Arriva dunque a pennello in questi giorni la relazione n.5 del 20 Dicembre scorso, fresca dall’Ufficio Parlamentare di Bilancio. Un grillo parlante, saggio ed equilibrato, che mette sull’attenti per evitare a Pinocchio di cascare nelle trappole insidiose del Gatto e della Volpe.
Saggia ed equilibrata è infatti la relazione n.5 della quale si faceva cenno sopra, ma che pur nello stile freddo e imparziale lascia trapelare chiare tesi e dati difficilmente confutabili. Oltre alla questione di una rimodulazione delle aliquote IRPEF che difficilmente si poteva leggere come un esempio di progressività fiscale già in prima battuta nelle settimane scorse, la relazione si addentra nell’impatto delle detrazioni e degli effetti distributivi sulle diverse categorie.
Il dato a mio avviso più negativo sta proprio in quest’ultima parte riguardante l’effetto distributivo. L’analisi viene svolta mediante il metodo di microsimulazione UPB che utilizza le indagini ISTAT sui redditi delle famiglie desunti dalle dichiarazioni fiscali e dagli estratti conto contributivi. Riassumiamo in primis quanto emerge dai grafici riportati nella Figura 8:
- I redditi inferiori a €12.000 annui risultano pressoché esclusi dai benefici della riforma per via della incapienza fiscale; più precisamente è indifferente per il 99% dei contribuenti sotto €6.000 (riuscendo persino ad essere peggiorativa per un 1%), mentre per i contribuenti tra €6.000 e €12.000 annui è indifferente per il 55%, leggermente migliorativa per il 45% (permettendo un vantaggio fiscale non superiore ai €250 annui) ed è peggiorativa per circa il 2%.
- La situazione migliora parzialmente per i contribuenti tra €12.000 e €30.000 annui, dove le percentuali precedenti si sbilanciano più favorevolmente verso leggeri vantaggi fiscali (non superiori ai €250 annui, e in piccole percentuali persino tra €250 e €500 annui) pur restando presenti quote seppur ridotte di contribuenti la cui situazione resta indifferente dopo la riforma, o persino leggermente peggiorativa.
- Viene confermato quanto già era stato accennato le scorse settimane, cioè che i vantaggi maggiori, oltre a €500 annui si hanno per redditi annui tra €42.000 e €54.000 annui, e che comunque questi vantaggi permangono tra €250 e €500 annui anche per oltre il 98% dei contribuenti delle fasce reddituali più elevate.
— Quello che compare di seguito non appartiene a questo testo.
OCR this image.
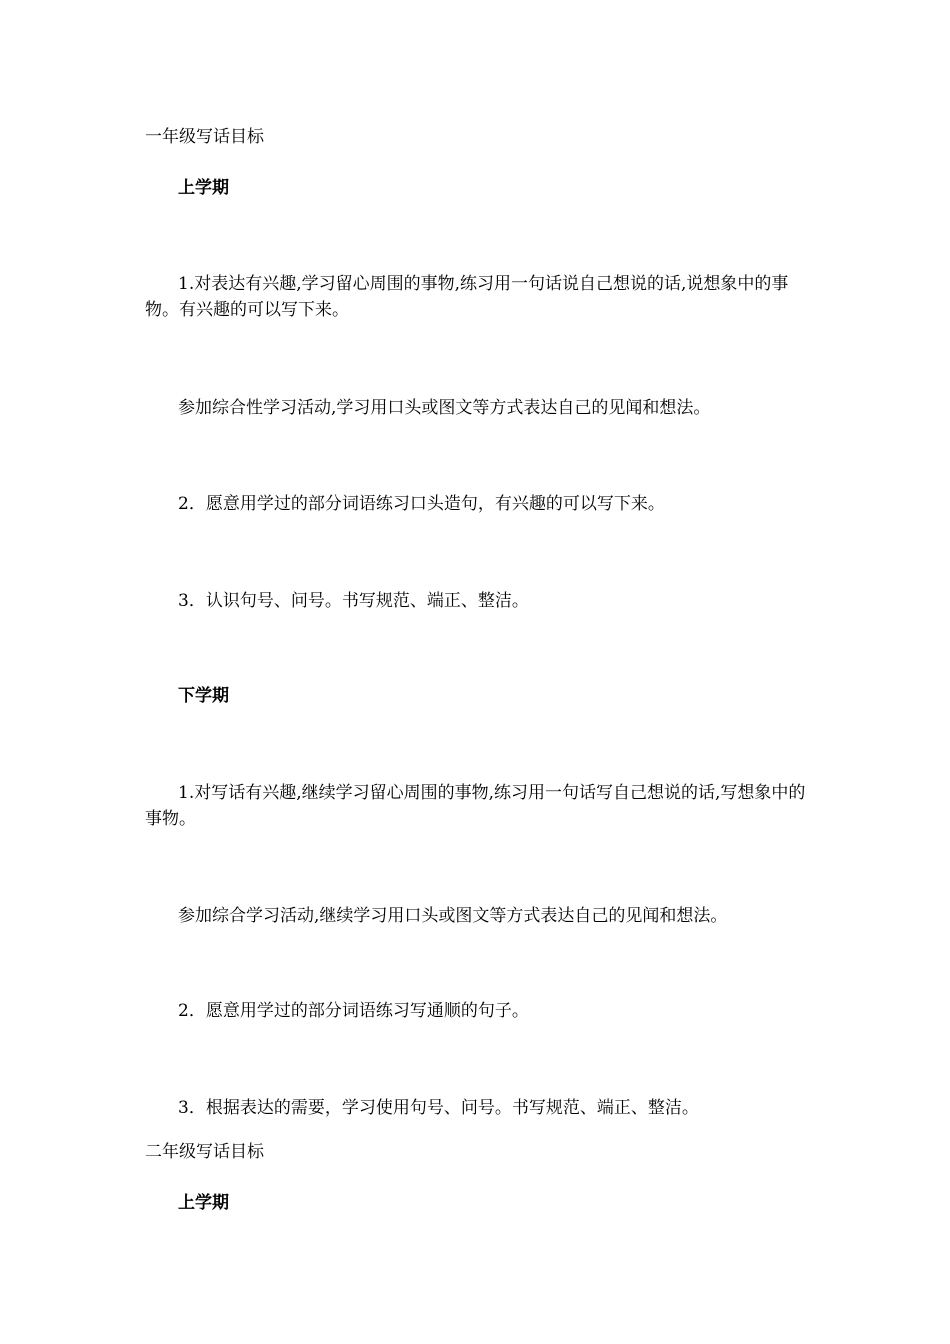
一年级写话目标
上学期
1.对表达有兴趣,学习留心周围的事物,练习用一句话说自己想说的话,说想象中的事物。有兴趣的可以写下来。
参加综合性学习活动,学习用口头或图文等方式表达自己的见闻和想法。
2．愿意用学过的部分词语练习口头造句，有兴趣的可以写下来。
3．认识句号、问号。书写规范、端正、整洁。
下学期
1.对写话有兴趣,继续学习留心周围的事物,练习用一句话写自己想说的话,写想象中的事物。
参加综合学习活动,继续学习用口头或图文等方式表达自己的见闻和想法。
2．愿意用学过的部分词语练习写通顺的句子。
3．根据表达的需要，学习使用句号、问号。书写规范、端正、整洁。
二年级写话目标
上学期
In questi tre punti sono state riassunte le parti più salienti, anche se è possibile osservare ulteriori particolarità per chi volesse approfondire la lettura della relazione n.5 UPB. Sottolineiamo che le osservazioni fatte tengono conto non solo delle rimodulazioni delle aliquote ma anche già delle detrazioni. Ad esempio, un effetto che ha l’aumento delle detrazioni per i redditi più bassi (questo nel tentativo di compensare quantomeno parzialmente la riforma in senso progressivo) porta effettivamente a notare una quota maggiore di beneficiari nella fascia tra €12.000 e € 18.000 (27%) con quote tra €250 e €500 annui rispetto alla quota nella fascia tra €18.000 e €30.000 annui.
Analoghe considerazioni si ottengono anche analizzando i grafici in Figura 9,10,11. In particolare, evidenziamo i seguenti punti:
- il grafico in Figura 9 mostra come la riforma non dia particolari benefici agli autonomi, che si caratterizzano per essere una delle categorie meno avvantaggiate dalla riforma, e questo peraltro in un momento in cui essi sono sicuramente tra i più colpiti dalla crisi economica. La riforma infatti lascerebbe il 63% degli autonomi in una situazione analoga, mentre solo il 20% circa vedrebbe una situazione incrementare più sensibilmente (e si stima che un 2% otterrebbe degli svantaggi).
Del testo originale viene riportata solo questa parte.